I thought so, I asked because @gary above quotes suggests that octopus cosy is an existing example, but it isn't its a ToU tariff marketed for heat pumps (whereas the ovo tariff appears to be a genuine heat pump tariff)..
4kW peak of solar PV since 2011; EV and a 1930s house which has been partially renovated to improve its efficiency. 7kW Vaillant heat pump.
@jamespa The Octopus ‘Cosy’ tariff is very clever marketing that hits the nail on the head; peaker plants are expensive and I suspect more expensive to operate than effective uptake of schemes such as Octopus Energy offer. Yes, I am in the fortunate position of being able to ‘download’ my energy when cheapest and store it for later use but I also feel this will help reduce the demand that requires so many peaker plant-hours that are so expensive and dirty to operate.
It sounds as though more research and development time needs to be expended on effective smart meter employment and roll-out to enable EVERYONE to be able to avail themselves of TOU schemes.
Regards, Toodles.
Toodles, he heats his home with cold draughts and cooks his food with magnets.
Posted by: @toodlesOr to put it another way: Why are we being charged a levy that subsidises the use of fossil fuel derived gas, for using cleaner / clean electricity?
But the question asked was should heat pumps get cheaper electric, not should electric carry a levy. Agree they should not add anything to electric, but that should apply to ALL electric, not just heat pump electric.
@jamespa I feel that OE have probably re-jigged the Cosy tariff (I call it Cosy MK11) so that more users will find it simpler to heat their homes using an HP as the (now) 8 hours of dipped rate spread a little more evenly over the 24 will enable the more creative user to utilise those hours advantageously and possibly not have to resort to the ‘spensive hours at all. Leaving out the peaker plant highest demand hours is not likely to cause any discomfort to most HP users. Regards, Toodles.
Toodles, he heats his home with cold draughts and cooks his food with magnets.

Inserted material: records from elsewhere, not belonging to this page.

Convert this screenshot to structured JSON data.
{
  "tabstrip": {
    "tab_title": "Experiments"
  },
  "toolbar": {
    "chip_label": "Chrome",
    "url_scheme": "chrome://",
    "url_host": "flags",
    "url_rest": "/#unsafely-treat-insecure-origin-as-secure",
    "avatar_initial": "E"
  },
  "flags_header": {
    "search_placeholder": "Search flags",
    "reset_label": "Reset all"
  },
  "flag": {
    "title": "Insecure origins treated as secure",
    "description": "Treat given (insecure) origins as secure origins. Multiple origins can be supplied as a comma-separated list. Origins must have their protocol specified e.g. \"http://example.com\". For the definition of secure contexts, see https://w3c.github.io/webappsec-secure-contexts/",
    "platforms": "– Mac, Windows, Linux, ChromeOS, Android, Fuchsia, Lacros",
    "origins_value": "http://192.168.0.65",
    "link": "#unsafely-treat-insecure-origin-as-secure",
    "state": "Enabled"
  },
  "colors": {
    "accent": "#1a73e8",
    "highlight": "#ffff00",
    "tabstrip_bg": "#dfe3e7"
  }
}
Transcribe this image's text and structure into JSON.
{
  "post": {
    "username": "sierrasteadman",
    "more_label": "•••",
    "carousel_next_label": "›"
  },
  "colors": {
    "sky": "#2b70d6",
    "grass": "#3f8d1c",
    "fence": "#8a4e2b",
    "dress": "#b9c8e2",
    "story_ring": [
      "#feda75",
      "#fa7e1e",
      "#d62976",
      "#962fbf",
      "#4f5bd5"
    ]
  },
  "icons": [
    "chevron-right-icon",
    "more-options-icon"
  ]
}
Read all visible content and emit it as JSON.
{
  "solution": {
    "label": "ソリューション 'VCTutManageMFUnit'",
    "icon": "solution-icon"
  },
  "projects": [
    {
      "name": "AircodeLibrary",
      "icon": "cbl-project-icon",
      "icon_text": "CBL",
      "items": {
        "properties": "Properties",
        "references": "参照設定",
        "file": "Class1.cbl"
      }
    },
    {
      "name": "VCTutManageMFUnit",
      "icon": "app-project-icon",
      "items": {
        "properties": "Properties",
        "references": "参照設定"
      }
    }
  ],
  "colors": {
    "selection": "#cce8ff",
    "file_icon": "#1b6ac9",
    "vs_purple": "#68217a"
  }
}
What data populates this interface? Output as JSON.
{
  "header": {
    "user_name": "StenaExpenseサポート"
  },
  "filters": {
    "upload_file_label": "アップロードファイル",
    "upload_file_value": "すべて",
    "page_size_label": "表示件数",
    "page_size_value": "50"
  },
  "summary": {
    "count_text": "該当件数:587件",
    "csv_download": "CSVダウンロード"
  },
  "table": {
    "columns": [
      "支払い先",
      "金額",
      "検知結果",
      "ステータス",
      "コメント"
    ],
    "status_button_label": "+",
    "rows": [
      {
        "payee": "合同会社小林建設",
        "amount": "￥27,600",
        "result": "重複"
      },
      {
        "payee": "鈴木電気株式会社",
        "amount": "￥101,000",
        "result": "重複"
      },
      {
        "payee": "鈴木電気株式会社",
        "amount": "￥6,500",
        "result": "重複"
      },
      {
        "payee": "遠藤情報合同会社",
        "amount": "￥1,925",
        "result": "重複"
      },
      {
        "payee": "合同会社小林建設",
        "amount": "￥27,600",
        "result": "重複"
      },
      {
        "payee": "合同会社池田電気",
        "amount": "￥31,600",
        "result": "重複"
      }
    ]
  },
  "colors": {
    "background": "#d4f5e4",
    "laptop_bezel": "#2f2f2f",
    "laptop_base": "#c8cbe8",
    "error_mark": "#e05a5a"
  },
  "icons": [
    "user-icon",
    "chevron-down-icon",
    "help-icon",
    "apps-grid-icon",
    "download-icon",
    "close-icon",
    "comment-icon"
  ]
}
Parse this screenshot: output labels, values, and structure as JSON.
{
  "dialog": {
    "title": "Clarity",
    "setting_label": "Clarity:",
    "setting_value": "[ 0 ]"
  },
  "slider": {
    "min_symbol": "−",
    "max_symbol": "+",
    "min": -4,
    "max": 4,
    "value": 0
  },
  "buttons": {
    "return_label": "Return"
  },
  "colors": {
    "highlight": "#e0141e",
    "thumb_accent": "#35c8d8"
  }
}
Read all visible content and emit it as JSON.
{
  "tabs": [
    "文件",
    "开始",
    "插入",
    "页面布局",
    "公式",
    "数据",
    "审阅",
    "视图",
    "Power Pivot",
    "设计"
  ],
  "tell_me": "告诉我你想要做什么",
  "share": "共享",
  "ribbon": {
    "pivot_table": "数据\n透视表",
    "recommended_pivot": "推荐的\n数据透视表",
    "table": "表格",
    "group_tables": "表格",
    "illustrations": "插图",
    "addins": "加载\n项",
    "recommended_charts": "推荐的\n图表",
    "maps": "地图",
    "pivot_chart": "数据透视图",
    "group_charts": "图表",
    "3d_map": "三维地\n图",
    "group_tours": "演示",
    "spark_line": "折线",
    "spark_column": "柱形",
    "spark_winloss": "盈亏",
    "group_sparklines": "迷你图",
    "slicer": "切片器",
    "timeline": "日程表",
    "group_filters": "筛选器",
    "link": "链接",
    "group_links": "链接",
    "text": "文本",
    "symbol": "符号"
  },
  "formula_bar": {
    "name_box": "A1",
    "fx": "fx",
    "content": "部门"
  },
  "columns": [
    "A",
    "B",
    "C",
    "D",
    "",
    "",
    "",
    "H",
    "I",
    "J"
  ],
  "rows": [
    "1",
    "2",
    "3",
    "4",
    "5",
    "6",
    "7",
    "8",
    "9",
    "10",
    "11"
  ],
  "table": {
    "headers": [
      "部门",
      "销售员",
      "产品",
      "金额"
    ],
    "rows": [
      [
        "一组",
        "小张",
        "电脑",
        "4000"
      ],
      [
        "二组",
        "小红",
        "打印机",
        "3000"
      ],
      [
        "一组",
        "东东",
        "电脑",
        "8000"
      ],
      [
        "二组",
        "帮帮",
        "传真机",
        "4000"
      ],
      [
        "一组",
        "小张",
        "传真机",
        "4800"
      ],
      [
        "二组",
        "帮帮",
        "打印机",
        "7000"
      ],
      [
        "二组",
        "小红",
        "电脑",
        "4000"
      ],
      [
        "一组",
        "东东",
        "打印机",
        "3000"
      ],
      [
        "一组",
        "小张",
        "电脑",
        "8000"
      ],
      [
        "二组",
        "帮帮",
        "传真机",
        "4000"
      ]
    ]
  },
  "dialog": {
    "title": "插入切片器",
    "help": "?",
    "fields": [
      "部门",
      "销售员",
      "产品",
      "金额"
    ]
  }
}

Posted by: @toodles@jamespa I feel that OE have probably re-jigged the Cosy tariff (I call it Cosy MK11) so that more users will find it simpler to heat their homes using an HP as the (now) 8 hours of dipped rate spread a little more evenly over the 24 will enable the more creative user to utilise those hours advantageously and possibly not have to resort to the ‘spensive hours at all. Leaving out the peaker plant highest demand hours is not likely to cause any discomfort to most HP users. Regards, Toodles.
Indeed. Its fundamentally a ToU tariff designed to do some grid balancing, but tweaked to make it useful for a particular purpose. Makes sense. If you want a pure ToU tariff choose Agile!
4kW peak of solar PV since 2011; EV and a 1930s house which has been partially renovated to improve its efficiency. 7kW Vaillant heat pump.
@johnmo I agree, it should apply to all those electrons, regardless of the tariff or supplier. Toodles.
Toodles, he heats his home with cold draughts and cooks his food with magnets.
Our electric today is 99% wind and the rest from hydro. Why we are even paying gas rigged pricing or any levies is beyond me. It really should be on parity with current gas prices, not nearly 4x the cost.
@johnmo Getting rid of the price differentia might go some way towards consumers migrating to being ‘all - electric’ consumers, or at least encouraging them to move in that direction. At present, the cost of heating with electricity with a COP of 3.5 to 4.0 is likely to be on a par with using gas but were the electrons sold at a ‘fair’ price, I feel sure many potential sales of new heating systems would lean towards heat pumps where practicable. Regards, Toodles.
Toodles, he heats his home with cold draughts and cooks his food with magnets.